Il est extrêmement urgent que les gouvernements agissent d’une manière concrète et efficace.  Il faut prendre en compte les idéaux d’Internet  et les défendre en les encadrant par une loi ferme, en dépit du lobby formé par les FAI et les géants d’Internet. C’est maintenant qu’il faut légiférer : les abus sur les utilisateurs sont de plus en plus fréquents. Citons par exemple le dernier rapport de la CNIL sur Google ou le blocage des publicités par Free qui a montré ainsi qu’il pouvait avoir de manière très facile un contrôle sur l’Internet de ses utilisateurs.
Il était donc temps qu’une série de lois soit enfin envisagée, surtout sur le point des données privées, de plus en plus grignotées par la récolte des big-datas.
Cependant, en dépit de cette position forte, la neutralité du net et sa protection brillent par son absence.
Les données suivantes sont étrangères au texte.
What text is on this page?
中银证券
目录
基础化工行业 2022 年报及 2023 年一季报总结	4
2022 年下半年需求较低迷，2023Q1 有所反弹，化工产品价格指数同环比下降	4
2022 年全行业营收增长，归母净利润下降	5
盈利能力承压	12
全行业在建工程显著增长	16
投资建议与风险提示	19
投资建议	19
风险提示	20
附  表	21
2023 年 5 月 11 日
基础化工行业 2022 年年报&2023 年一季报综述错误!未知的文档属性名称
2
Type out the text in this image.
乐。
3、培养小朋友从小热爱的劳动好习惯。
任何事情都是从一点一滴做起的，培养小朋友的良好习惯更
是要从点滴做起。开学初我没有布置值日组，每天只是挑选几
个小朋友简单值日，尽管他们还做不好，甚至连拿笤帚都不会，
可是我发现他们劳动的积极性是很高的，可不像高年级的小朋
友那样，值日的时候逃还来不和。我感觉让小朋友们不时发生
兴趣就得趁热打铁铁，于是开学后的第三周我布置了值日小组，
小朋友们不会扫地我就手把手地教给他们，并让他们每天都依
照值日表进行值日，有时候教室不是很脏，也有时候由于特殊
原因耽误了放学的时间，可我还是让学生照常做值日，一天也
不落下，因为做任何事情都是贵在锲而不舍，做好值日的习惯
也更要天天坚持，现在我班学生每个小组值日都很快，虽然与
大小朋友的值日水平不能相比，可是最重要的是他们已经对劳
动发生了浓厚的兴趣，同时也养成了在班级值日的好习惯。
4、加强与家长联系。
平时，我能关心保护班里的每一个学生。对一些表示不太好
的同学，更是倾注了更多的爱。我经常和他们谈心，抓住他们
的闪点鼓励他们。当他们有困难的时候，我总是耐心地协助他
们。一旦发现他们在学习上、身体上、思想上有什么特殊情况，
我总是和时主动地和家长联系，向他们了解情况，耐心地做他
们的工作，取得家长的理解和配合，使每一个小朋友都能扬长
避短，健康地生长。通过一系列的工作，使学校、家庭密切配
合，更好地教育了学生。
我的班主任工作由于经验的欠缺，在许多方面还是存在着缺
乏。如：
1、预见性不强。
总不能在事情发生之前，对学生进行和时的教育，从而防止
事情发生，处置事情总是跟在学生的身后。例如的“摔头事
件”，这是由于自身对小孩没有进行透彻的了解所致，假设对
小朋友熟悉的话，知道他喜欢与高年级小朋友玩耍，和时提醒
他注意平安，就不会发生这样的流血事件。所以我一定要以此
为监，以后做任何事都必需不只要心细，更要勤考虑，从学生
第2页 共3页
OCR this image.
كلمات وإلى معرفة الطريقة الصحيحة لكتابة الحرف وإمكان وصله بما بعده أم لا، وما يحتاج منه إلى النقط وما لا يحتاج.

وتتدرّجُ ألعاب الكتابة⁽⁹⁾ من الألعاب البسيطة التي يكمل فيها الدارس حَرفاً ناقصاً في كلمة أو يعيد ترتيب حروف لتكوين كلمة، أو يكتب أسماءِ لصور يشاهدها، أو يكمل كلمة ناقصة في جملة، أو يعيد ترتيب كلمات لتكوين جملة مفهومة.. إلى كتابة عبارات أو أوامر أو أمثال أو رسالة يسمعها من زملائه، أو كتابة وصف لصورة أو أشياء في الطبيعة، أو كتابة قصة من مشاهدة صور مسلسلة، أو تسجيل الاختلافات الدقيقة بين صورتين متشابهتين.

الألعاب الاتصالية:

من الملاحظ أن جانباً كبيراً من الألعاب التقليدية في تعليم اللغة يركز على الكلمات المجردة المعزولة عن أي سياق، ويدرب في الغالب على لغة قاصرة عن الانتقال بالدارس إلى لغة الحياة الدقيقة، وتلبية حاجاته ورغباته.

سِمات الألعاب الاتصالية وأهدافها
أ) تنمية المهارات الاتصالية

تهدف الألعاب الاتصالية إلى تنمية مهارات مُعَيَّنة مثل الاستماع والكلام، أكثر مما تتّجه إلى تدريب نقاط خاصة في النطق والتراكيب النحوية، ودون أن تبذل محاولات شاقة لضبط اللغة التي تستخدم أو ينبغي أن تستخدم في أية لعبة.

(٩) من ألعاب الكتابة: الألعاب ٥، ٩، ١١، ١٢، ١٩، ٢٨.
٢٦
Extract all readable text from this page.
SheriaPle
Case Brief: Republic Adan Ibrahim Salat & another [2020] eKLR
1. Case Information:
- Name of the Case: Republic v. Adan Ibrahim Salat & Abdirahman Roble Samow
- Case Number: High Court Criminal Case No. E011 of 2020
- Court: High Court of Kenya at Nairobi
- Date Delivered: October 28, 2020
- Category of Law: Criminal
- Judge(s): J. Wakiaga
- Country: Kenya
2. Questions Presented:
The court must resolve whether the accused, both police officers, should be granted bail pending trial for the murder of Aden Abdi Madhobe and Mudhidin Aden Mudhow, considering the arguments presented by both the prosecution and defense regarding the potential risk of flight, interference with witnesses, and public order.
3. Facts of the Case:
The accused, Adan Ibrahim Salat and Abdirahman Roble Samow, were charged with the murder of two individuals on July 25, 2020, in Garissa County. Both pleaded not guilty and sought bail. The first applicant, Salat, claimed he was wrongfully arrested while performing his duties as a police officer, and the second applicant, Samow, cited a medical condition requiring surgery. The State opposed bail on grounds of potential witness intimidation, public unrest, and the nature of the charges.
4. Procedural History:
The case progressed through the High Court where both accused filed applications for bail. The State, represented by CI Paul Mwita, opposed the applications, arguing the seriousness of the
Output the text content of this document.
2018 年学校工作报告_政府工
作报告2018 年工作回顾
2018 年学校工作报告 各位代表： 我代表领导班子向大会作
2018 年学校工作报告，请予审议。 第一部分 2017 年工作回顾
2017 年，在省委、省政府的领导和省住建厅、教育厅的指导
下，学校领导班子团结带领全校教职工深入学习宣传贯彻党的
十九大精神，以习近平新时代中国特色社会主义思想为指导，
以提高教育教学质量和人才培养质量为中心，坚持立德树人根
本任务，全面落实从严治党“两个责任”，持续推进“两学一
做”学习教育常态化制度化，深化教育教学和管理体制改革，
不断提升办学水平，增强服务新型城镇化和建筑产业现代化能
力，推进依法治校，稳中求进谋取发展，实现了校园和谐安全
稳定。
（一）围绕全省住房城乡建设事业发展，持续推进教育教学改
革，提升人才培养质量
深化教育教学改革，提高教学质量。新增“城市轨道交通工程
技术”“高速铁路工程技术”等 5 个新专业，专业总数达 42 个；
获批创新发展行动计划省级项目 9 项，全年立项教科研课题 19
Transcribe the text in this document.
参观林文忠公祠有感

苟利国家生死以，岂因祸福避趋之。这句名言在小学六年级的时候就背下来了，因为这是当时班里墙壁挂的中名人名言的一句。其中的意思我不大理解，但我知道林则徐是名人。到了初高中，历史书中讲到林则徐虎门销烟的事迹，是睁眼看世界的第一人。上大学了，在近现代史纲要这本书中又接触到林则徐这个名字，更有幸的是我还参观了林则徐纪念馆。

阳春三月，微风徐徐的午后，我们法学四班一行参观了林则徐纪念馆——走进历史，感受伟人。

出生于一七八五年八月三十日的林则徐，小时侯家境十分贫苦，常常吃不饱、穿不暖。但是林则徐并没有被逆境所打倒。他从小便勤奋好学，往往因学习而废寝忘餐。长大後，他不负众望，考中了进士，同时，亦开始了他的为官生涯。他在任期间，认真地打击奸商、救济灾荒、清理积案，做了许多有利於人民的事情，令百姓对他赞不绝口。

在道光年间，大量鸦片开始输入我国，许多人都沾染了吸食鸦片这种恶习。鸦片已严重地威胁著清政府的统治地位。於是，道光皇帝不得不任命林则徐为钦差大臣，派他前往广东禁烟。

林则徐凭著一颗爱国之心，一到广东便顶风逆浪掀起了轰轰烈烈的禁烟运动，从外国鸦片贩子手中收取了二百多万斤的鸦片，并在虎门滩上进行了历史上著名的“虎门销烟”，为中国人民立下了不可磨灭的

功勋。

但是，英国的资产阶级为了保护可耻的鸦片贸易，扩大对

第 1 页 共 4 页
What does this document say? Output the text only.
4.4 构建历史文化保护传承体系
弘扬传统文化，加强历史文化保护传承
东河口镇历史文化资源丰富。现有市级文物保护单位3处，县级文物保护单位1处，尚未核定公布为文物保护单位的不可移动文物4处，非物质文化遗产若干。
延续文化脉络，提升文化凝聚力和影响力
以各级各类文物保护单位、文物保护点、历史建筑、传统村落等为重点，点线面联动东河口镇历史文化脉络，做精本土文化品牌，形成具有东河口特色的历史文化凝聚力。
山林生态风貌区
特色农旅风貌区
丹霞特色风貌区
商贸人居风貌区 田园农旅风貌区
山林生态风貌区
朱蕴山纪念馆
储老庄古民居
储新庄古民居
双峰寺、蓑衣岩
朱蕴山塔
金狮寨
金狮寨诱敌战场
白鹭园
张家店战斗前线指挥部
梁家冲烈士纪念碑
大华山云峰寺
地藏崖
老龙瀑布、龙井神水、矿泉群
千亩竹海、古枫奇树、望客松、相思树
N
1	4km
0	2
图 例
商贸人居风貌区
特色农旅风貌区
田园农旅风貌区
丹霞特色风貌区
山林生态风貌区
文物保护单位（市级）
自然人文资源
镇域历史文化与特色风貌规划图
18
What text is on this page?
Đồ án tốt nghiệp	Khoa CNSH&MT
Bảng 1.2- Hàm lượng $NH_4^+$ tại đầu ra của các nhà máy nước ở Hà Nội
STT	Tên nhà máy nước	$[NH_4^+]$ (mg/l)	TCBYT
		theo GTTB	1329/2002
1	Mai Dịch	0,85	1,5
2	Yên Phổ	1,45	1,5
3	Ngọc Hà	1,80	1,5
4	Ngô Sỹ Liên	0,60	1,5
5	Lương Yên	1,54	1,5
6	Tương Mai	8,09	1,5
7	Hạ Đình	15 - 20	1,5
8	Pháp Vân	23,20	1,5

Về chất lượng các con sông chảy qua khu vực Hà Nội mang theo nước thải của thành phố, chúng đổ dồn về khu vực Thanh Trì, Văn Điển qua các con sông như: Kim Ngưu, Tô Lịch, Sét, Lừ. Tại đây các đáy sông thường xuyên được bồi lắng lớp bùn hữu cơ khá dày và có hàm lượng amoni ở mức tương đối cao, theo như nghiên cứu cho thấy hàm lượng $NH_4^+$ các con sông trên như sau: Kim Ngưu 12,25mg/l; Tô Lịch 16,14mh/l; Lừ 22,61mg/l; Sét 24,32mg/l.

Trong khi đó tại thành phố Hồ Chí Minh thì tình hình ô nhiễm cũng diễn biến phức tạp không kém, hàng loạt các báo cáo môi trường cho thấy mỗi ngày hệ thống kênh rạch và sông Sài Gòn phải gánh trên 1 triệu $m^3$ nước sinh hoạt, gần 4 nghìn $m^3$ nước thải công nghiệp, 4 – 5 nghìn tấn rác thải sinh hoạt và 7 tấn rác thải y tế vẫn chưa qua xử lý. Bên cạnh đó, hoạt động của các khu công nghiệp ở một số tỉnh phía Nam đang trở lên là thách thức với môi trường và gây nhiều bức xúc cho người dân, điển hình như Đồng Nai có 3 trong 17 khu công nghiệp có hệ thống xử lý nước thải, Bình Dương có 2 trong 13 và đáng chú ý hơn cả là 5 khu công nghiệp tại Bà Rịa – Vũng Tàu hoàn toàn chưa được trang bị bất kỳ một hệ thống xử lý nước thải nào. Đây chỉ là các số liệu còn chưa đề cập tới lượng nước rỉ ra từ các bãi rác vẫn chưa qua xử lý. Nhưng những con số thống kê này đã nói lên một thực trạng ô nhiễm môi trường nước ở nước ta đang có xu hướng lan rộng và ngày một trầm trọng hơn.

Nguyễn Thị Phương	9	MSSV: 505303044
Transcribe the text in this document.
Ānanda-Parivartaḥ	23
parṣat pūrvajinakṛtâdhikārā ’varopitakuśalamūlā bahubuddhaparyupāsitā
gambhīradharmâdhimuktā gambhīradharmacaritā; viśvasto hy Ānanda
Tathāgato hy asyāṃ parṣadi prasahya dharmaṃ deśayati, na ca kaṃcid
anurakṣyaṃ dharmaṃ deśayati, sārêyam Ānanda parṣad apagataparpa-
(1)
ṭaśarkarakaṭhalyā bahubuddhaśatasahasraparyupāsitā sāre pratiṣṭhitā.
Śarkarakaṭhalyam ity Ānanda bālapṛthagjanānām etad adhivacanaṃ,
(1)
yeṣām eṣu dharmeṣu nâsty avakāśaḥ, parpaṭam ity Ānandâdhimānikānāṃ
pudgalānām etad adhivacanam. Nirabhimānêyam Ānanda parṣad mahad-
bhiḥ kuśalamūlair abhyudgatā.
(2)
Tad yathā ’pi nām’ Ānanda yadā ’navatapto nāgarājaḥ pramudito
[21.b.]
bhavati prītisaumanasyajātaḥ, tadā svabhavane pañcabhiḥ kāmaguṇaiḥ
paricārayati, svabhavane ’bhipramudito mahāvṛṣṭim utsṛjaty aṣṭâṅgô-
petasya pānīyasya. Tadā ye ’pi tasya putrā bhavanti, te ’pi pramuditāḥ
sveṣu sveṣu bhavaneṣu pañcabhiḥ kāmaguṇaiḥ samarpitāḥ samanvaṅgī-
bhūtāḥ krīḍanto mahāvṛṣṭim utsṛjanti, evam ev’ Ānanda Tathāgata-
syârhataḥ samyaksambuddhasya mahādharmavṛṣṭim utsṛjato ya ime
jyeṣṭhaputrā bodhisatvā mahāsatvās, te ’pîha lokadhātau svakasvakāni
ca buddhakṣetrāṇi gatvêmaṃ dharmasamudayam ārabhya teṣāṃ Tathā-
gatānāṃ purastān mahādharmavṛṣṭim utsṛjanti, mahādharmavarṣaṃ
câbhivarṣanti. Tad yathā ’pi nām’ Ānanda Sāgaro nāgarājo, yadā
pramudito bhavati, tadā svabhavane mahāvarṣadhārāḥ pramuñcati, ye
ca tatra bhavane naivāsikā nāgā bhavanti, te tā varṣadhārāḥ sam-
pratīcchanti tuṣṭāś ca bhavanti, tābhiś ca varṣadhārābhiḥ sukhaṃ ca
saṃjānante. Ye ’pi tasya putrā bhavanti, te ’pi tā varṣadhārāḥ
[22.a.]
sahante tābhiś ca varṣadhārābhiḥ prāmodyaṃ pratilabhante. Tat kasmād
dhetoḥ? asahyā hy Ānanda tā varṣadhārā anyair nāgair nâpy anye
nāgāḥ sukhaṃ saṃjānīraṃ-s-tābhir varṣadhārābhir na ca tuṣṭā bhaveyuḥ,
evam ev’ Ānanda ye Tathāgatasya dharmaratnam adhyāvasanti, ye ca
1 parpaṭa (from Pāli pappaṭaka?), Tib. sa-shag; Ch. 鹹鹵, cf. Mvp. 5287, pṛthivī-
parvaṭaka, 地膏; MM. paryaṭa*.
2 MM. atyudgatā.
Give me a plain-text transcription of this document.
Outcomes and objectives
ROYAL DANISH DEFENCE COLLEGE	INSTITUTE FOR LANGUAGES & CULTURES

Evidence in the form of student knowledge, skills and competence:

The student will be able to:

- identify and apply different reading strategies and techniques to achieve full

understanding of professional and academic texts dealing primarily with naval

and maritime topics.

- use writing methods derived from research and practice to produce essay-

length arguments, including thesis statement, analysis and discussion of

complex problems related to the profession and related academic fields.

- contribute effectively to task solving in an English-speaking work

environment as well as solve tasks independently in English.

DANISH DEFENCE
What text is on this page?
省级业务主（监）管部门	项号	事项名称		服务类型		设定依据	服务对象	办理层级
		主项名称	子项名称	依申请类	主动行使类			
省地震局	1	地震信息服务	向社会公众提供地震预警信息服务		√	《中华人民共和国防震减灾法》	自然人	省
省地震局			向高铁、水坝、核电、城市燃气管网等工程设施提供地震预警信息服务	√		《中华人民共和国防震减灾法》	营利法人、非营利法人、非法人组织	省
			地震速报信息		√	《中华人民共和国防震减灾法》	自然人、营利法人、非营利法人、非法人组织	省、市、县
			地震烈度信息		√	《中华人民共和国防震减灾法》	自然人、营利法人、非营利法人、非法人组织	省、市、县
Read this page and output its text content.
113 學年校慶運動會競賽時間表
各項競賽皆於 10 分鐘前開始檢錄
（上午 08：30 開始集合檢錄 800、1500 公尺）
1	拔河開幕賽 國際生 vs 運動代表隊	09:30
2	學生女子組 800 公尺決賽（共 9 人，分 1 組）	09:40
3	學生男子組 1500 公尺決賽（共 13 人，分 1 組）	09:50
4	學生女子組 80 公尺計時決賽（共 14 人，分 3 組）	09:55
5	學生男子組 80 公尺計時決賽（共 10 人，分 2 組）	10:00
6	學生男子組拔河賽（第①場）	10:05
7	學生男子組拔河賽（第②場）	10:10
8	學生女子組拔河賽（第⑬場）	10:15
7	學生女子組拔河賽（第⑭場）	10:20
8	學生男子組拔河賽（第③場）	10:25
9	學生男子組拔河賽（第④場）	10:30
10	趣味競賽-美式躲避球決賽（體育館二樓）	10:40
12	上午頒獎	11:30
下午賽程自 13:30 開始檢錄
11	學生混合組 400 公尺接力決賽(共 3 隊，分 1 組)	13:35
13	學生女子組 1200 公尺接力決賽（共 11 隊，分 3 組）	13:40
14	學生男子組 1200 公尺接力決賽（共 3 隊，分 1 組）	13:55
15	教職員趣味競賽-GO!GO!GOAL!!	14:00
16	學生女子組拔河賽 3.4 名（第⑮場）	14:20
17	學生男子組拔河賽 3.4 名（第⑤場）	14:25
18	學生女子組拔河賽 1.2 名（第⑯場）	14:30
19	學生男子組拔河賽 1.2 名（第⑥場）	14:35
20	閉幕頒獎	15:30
Vite dénoncée par la Quadrature du Net et son porte parole Jérémie Zimmermann, l’absence de cette loi va même à l’encontre de l’avis du Conseil National du Numérique et de son nouveau président, Benoît Thieulin, qui doit présenter le 12 Mars un dossier sur ce sujet à Fleur Pellerin, Ministre chargée du Numérique. Pourtant cette dernière avait annoncé en septembre qu’elle ne voyait pas la nécessité d’une telle loi, position répétée lors d’une table ronde en janvier où Fast’N’Curious était présent.
Philippe Breton en 2001 publie dans Libération une tribune montrant qu’Internet est une « zone de non-droit ». C’est-à-dire que face à l’absence de lois, le territoire numérique est celui des abus et de la délinquance. Cette tribune a inspiré beaucoup de personnes, de Nicolas Sarkozy à Marie-Françoise Marais (actuelle présidente de l’HADOPI). Dans cette optique, Internet n’est vu que dans ses aspects négatifs. Cette vision unilatérale refuse fondamentalement d’envisager Internet dans sa complexité. De comprendre ses mécanismes et de légiférer en fonction de cela.
C’est certes une avancée que le gouvernement entreprenne enfin un volet de lois sur le numérique, en dépit de l’absence sans doute provisoire de la neutralité du net. Nous sommes désormais loin de l’incompétence du gouvernement en matière de numérique, qui trouvait probablement son origine dans cette vision dichotomique. On ne peut que s’en réjouir.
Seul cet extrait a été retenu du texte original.